Oleh : Anang Anas Azhar
Indonesia termasuk negara subur membangun dunia pendidikan. Lahan subur karena jumlah penduduknya 15% dalam usia produktif masuk perguruan tinggi, termasuk Perguruan Tinggi Negeri/Swasta (PTN/PTS). Pertumbuhan PTN/PTS di Indonesia dari tahun ke tahun menunjukkan grafik naik, khususnya perguruan tinggi berbasis swasta yang dikelola yayasan.
Sampai tahun 2014, jumlah PTS/PTS yang ada di Indonesia 3.151 perguruan tinggi. Dari jumlah tersebut 3.068 atau 97% merupakan PTS milik swasta atau yayasan, sedangkan PTN hanya 83 perguruan tinggi atau sekitar 3% dari jumlah perguruan tinggi yang ada. Berdasarkan data Aptisi 2014, dari jumlah itu PTS hanya dapat menampung 2.298.830 atau sebesar 72%, sedangkan PTN menampung 907.323 (20%). Jumlah dosen di PTS mencapai 122.092 orang atau 50% dari jumlah keseluruhan dosen di Indonesia dari total jumlah dosen 273.734 orang.

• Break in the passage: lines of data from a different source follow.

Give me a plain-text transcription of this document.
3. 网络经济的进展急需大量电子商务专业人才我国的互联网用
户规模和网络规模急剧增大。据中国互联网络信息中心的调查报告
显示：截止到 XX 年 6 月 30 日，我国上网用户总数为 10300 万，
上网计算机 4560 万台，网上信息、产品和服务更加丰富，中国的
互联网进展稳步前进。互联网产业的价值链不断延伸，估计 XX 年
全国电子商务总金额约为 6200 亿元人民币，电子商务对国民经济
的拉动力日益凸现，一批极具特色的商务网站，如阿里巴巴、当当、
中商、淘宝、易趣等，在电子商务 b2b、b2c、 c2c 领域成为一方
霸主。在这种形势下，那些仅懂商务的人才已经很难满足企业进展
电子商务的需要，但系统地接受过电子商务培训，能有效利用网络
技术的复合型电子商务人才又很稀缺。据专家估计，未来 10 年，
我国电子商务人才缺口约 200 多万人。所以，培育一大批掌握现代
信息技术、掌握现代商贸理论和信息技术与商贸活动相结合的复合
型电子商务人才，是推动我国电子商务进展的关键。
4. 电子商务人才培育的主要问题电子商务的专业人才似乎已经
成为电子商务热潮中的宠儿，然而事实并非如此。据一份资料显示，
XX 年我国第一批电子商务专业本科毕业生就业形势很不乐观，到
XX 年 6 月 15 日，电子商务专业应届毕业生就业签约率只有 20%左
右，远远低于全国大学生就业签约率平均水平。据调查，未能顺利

Menarik untuk ditelusuri berapa jumlah PTS yang bergelar doktor? Jumlah PTS perkembangannya sangat luar biasa. Tetapi sayang, peningkatan kualitasnya justru tidak berbanding lurus jika dibanding dengan PTN. Apa yang salah dari PTS ini, mengapa jumlah dosen-dosennya tidak banyak bergelar doktor? Andaipun ada jumlahnya tidak sama dengan dosen bergelar doktor (S3) di PTN.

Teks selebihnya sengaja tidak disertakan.